Un tel préambule fait penser non seulement à Comment vivent les morts de Will Self – où l’après-vie (ou les limbes) survient après qu’un taximan chypriote vous a conduit dans un quartier plus pourri que lorsque vous étiez ardent – mais aussi à l’environnement bureaucratique absurde de la série Dead Like Me dans lequel Georgia se retrouve enrôlée après avoir été tuée par la lunette des W.-C. de la station Mir. Que feriez-vous si l’après-trépas n’était finalement qu’une version plus pénible et routinière de la vie ?
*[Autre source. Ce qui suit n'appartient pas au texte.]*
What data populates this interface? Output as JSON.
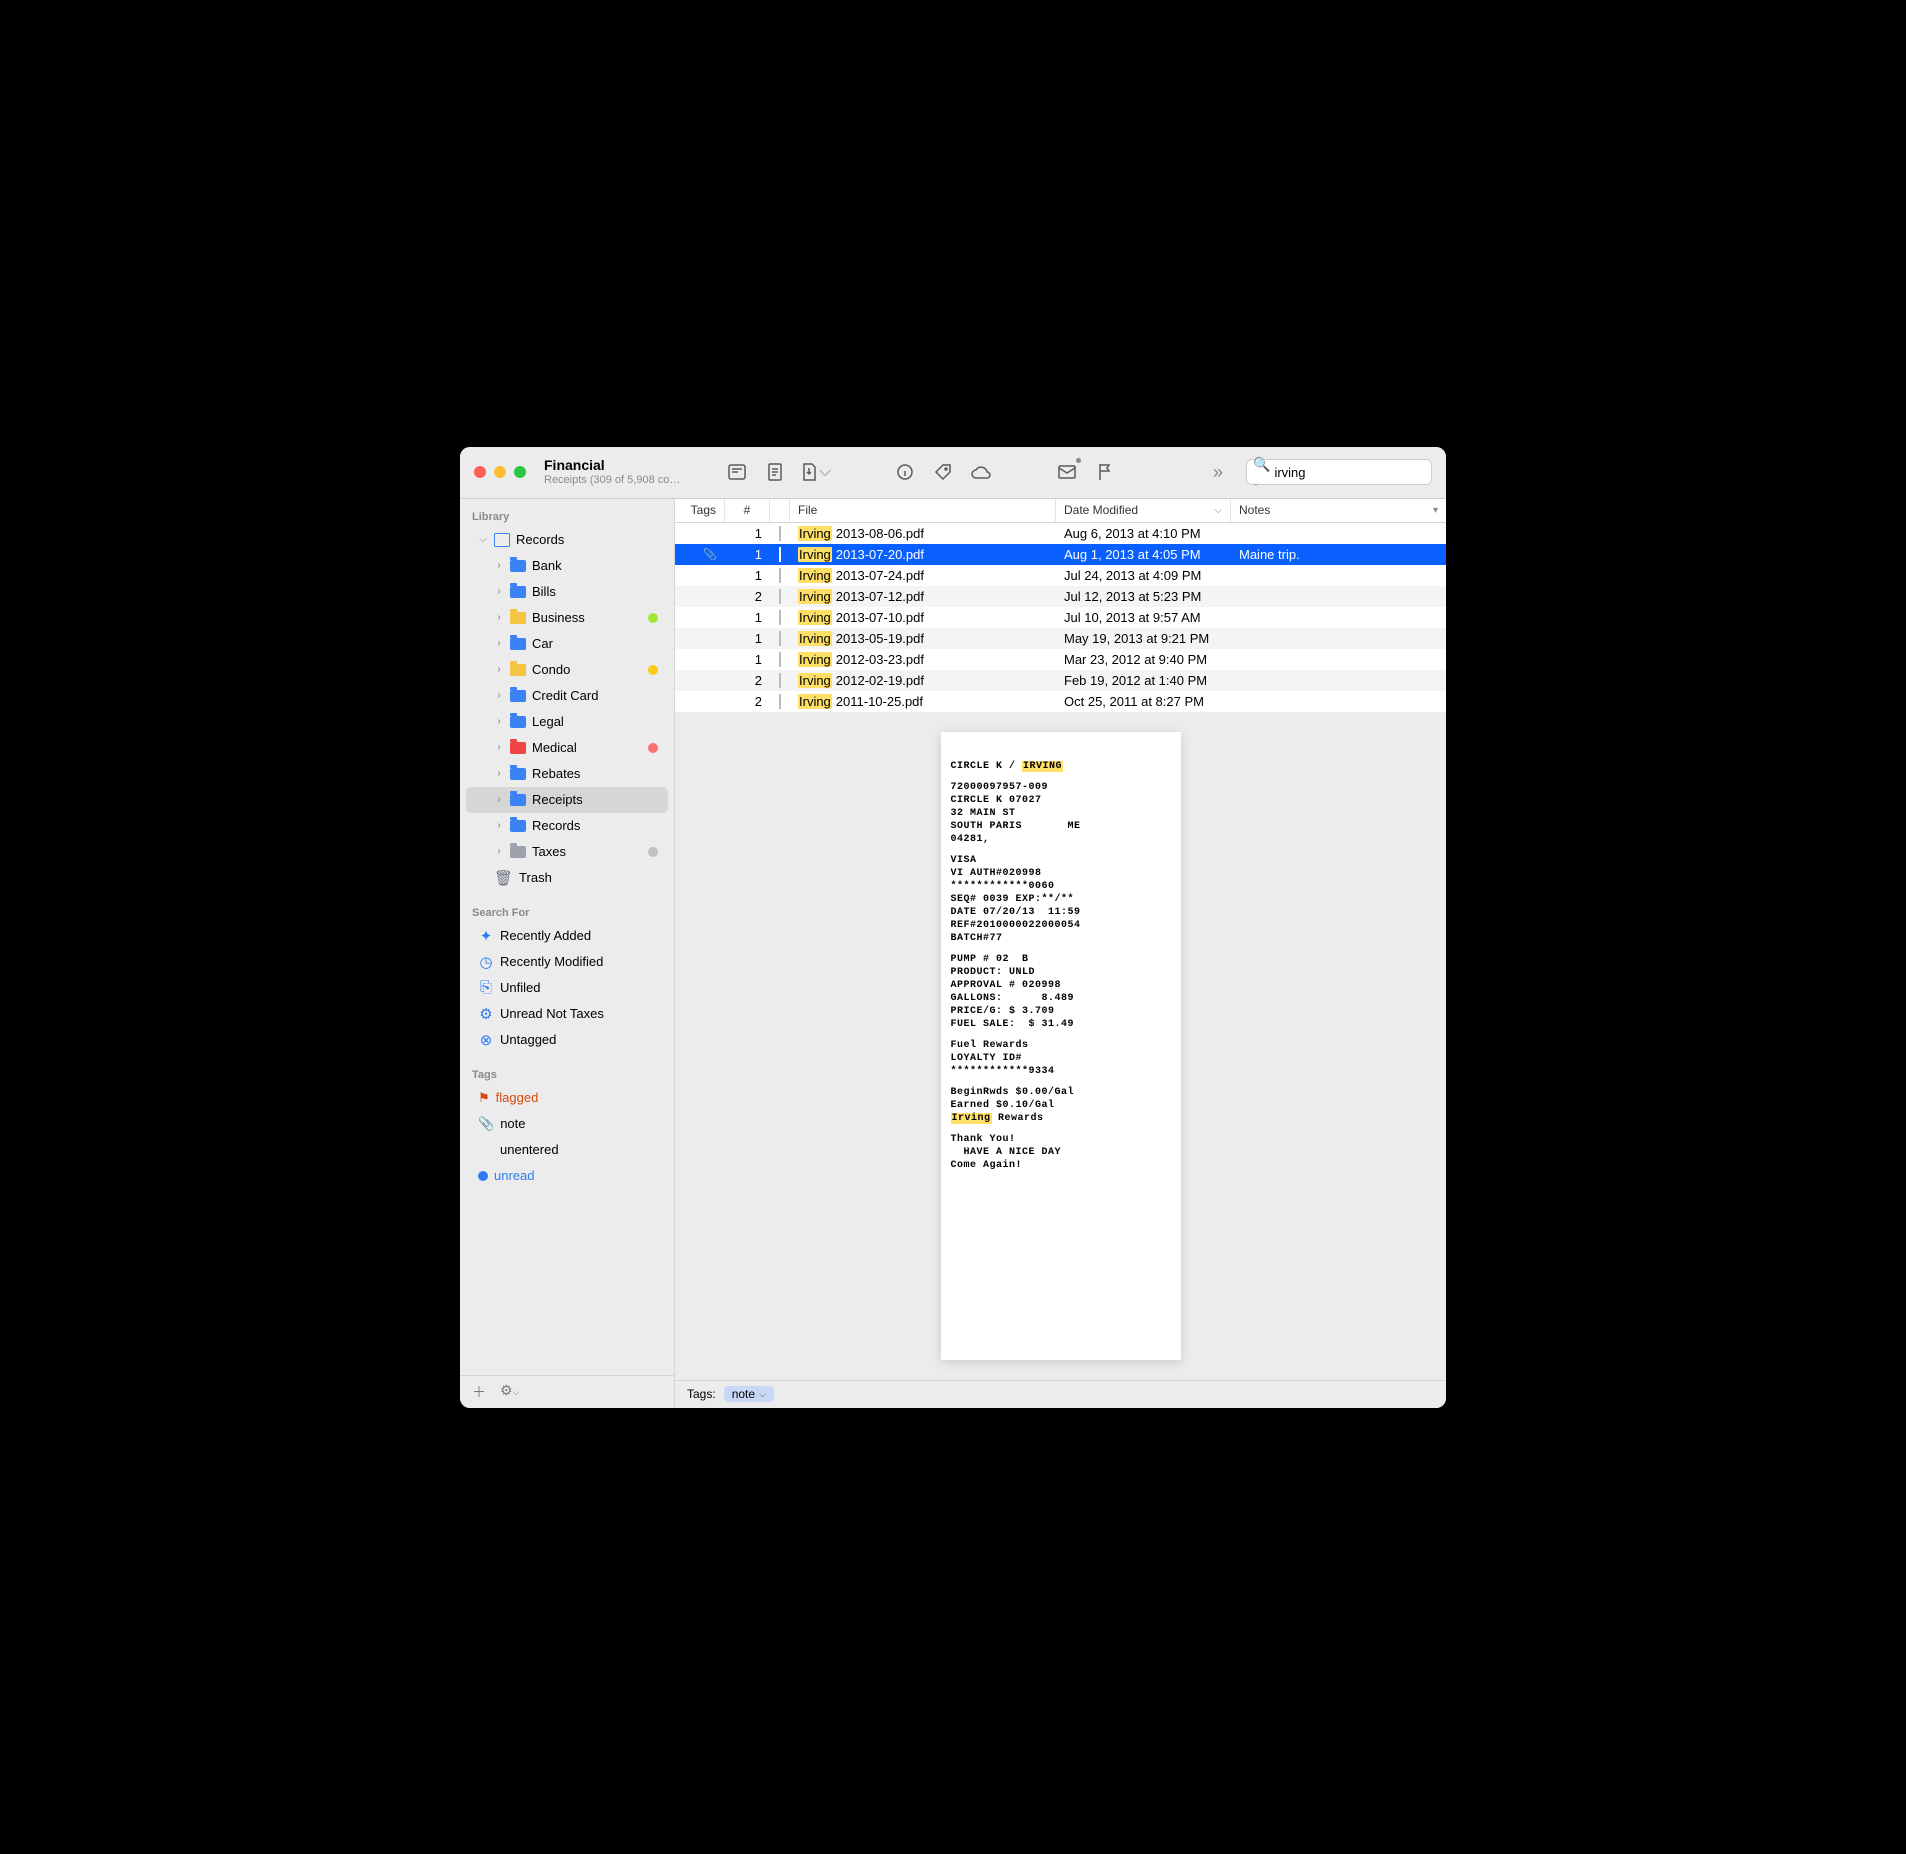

Face à son nouvel environnement, Andreas cherche d’abord à s’adapter – mais qui ne s’étonnerait pas de voir un homme s’empaler sur une grille et être emmené aussitôt par une curieuse équipe de nettoyage en camionnette, sans que rien ne semble affecter les passants ? Ou de boire de l’alcool à un afterwork ennuyeux sans jamais être saoul ? Qui n’aspirerait pas à autre chose qu’une vie monotone avec Anne-Britt, vendeuse de cuisines au chignon parfait dont la seule audace est de suggérer : « Andreas ? Si on mettait une baignoire dans la chambre ? » Qu’à des soupers avec de prétendus amis, tous incapables de s’enflammer pour autre chose que la décoration d’intérieur ?
Un temps tenté par la diversion d’un adultère avec sa collègue Ingeborg, Andreas déchantera lorsqu’il comprendra que même ce qu’il jugeait un amour naissant et partagé ne peut se vivre que de façon aseptisée au pays de l’idéal standard. Se pourrait-il que l’homme qu’il a un jour entendu se plaindre dans les toilettes d’une boîte de nuit ait une solution pour s’évader de ce cauchemar ?
Comment se sentir à sa place dans un monde d’où ont disparu les enfants, où le café et le chocolat ne goûtent plus rien ? Où, à chaque accident, fût-il grave, vous êtes évacué comme un déchet encombrant par une estafette très informée et menée par d’interchangeables hommes en gris ? La dystopie ne semble ici pas aussi marquée que dans Brazil : Andreas est d’une certaine façon englué dans les rouages d’un travail lénifiant, mais contrairement à Sam Lowry chez Terry Gilliam, il ne cherche pas réellement à dynamiter le système de l’intérieur, juste à rallumer la flamme de sa vie et ici, le pouvoir castrateur et un peu hiérarchisé n’est réellement suggéré qu’au dernier tiers du film.
Mais la réflexion acide que nous offre Jens Lien sur le bonheur obligatoire et « prêt-à-porter » et sur une société où les besoins consuméristes (un bel appartement, un standing) ont remplacé l’affection vraie fait toutefois pleinement entrer le film dans cette catégorie.
Reste aussi, rétrospectivement, deux indicateurs indéniables et glaçants : le drapeau à côté de la station d’essence annonçant « Standard » et la semonce d’un anonyme, devant ces urinoirs où germera la prise de conscience de l’éternel inadapté : « Tu t’y feras. » Preuve s’il en est que chez ces brysomme mannen 1 , s’inscrire en marge ne fait pas définitivement pas partie des options viables.